Лицо Вернера побледнело, отчего знак на лбу сделался еще ярче. Рука его легла на рукоять секача.

– Предположим, только предположим, что Азатотова печать – не оберег, а клеймо собственника, – продолжал я как ни в чем не бывало. – Предположим, она знаменует, что никто и ничто во Вселенной не посягнет на ее носителя, ибо тот безраздельно принадлежит владельцу печати, а Он рано или поздно заявит свои права. Предположим, что все ваши бесчинства, Вернер, – это пир во время чумы, попытка побольше урвать от жизни перед неотвратимым концом, и, что всего хуже, вам неведомо, каков он будет и когда настанет… Сколько раз вы думали о самоубийстве, Вернер? Сколько раз ступали на минное поле, сколько раз приставляли к виску пистолетный ствол и с ужасом убеждались, что для себя столь же неприкосновенны, как и для других?

– Вы не тот, за кого себя выдаете! – взревел Вернер. – Уж точно не советский офицер!

– Ну почему же? – усмехнулся я. – Я всегда прихватываю с очередной своей оболочкой ее разум, чувства и воспоминания. Можно сказать, Соколов живет во мне так же, как я живу в нем. Это часть игры, Вернер, а я очень люблю играть… но теперь игра окончена.

Он шагнул ко мне, занеся секач над головой, но мне настоящему Алан Вернер со своим сверкающим секачом был не страшнее, чем трое незадачливых его подражателей, что остались лежать на Паркштрассе – разорванные, выпотрошенные, освежеванные.

– Да кто ты такой, мать твою? – выкрикнул Вернер.

– У меня никогда не было матери, – ответил я, глядя в окно, за которым выросла размытая тень.

Вернер обернулся на звон выбитого стекла. Бледная рука скользнула в дыру и зашарила по раме, нащупывая склизкими пальцами щеколду.

Замерев с раскрытым ртом, Вернер смотрел, как окно распахнулось. Уцепившись за раму, существо перекинуло длинную ногу через подоконник и одним движением очутилось в комнате. Вместе с ним в дом проник шум дождя и запах разрытой сырой земли. Неподвижное, матово-бледное лицо пришельца влажно блестело, в слипшихся усах застряли ошметки изжеванной плоти. Он протянул бледную руку, словно приглашая Вернера на тур вальса; с растопыренных пальцев свисали нити белесой слизи.

– Кажется, это за вами, – сказал я, поднимаясь из кресла.

Вернер отпрянул, опрокинув ногою кофейный столик. Существо зашлось булькающим хохотом и двинулось вперед, оставляя на ковре грязные следы. Лицо его мелко дрожало и оплывало как свечной воск.

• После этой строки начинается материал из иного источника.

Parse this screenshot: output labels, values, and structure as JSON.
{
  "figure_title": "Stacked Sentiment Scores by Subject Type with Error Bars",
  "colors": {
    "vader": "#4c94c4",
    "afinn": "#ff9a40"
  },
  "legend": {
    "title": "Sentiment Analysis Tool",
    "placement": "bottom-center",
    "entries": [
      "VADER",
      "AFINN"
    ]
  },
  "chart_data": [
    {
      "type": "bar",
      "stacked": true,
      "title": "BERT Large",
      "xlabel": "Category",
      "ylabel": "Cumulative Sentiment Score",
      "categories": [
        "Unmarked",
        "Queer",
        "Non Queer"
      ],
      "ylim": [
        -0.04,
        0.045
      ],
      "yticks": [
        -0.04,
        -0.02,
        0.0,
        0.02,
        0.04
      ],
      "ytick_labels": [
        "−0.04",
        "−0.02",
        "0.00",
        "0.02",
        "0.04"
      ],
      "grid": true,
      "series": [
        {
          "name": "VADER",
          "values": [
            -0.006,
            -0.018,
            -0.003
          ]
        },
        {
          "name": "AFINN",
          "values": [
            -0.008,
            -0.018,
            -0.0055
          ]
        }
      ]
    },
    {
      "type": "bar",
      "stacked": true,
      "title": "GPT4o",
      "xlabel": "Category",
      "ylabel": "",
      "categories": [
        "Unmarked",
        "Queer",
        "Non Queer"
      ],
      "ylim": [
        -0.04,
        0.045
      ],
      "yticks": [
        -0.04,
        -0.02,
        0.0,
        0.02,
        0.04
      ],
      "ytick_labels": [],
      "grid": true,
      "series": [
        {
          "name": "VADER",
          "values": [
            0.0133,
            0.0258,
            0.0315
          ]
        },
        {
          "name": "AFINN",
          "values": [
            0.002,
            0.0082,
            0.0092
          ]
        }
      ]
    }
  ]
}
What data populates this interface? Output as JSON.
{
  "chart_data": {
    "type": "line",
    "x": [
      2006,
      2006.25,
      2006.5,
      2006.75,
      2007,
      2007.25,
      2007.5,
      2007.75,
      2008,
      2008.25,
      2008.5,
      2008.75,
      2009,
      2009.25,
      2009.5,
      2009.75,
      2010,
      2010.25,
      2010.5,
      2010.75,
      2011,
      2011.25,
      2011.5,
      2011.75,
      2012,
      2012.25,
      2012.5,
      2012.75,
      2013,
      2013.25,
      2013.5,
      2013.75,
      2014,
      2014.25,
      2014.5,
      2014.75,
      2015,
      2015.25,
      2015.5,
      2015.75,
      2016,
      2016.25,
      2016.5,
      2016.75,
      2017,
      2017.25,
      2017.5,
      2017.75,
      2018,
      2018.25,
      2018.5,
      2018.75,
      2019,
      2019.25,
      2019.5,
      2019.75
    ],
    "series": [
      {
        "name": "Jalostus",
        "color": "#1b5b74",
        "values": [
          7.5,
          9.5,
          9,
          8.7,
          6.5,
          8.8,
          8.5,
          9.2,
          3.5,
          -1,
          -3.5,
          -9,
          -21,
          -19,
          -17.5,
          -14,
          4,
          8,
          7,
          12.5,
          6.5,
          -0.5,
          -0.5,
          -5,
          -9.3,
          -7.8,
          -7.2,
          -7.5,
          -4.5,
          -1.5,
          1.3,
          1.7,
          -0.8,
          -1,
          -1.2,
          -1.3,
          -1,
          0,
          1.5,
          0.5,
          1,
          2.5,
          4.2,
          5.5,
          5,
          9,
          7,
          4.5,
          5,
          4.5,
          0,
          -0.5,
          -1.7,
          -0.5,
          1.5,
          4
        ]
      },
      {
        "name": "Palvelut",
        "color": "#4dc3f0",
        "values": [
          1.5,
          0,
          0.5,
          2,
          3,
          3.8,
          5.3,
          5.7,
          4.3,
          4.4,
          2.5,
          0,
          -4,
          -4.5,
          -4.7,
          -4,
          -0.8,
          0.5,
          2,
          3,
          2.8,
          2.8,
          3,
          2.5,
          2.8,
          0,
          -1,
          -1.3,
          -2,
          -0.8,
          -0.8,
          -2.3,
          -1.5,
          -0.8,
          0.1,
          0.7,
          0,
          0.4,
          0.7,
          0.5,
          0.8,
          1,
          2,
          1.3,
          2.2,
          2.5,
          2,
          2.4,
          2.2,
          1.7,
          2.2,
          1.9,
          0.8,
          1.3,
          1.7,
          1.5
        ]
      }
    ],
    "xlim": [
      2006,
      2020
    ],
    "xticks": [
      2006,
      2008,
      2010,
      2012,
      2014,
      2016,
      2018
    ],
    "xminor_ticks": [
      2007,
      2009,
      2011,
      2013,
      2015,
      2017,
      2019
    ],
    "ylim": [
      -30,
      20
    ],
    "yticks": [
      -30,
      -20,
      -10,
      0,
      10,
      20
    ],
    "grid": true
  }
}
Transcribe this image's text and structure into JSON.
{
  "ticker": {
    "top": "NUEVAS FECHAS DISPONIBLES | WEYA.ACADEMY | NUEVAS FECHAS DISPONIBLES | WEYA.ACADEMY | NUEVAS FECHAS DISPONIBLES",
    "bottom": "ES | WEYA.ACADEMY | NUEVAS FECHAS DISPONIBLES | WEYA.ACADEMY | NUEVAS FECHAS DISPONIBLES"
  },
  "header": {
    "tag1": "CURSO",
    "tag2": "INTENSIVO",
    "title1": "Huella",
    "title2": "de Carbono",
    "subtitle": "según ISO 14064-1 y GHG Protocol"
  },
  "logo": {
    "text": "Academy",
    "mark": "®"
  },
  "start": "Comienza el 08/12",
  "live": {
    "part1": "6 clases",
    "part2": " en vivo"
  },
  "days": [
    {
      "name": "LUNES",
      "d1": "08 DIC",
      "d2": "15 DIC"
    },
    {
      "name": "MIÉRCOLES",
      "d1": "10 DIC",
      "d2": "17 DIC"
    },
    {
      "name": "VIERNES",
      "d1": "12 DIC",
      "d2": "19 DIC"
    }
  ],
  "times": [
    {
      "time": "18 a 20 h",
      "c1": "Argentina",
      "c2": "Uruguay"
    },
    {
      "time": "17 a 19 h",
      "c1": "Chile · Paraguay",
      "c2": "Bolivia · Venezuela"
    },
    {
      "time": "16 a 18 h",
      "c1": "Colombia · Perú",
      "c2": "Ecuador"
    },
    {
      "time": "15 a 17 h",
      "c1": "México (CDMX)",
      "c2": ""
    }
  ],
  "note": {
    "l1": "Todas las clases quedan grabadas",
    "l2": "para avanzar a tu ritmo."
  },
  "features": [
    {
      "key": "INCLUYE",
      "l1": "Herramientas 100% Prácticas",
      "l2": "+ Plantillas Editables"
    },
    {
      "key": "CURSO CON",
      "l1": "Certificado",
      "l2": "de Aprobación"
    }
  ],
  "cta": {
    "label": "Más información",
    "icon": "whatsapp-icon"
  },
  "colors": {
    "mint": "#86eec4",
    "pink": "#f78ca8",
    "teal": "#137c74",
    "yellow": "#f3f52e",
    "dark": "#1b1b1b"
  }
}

Вернер нанес удар секачом, раскроив тающую голову. Из раны с шипением брызнул луч ослепительно белого света. Одежда пришельца плюхнулась на ковер, извергая из рукавов и штанин потоки булькающей зловонной жижи, но смех не умолкал, становясь громче, раскатистей. За ним мы не услышали, как рухнула выбитая дверь, впуская в дом остальных наблюдателей.

Они быстро заполонили комнату – ухмыляющиеся безмолвные призраки, чьи лица оплывали белесыми сгустками. Вернер пятился, отгоняя их взмахами секача, но они неумолимо приближались, протягивая руки, и алая печать их не останавливала.

С криком он запустил в них бесполезным оружием, а сам подлетел к окну и вскочил на подоконник. Но там, за окном, теперь бурлил чернильный хаос, в котором под бой барабанов плясали сотни причудливых форм. В барабанную дробь вклинился всхлип флейты, ей ответила стоном другая, третья взвизгнула, словно от боли, четвертая подхватила… Словно этого было мало, на адскую какофонию накладывались другие звуки: глухой, утробный рокот вперемежку с жадным причмокиванием.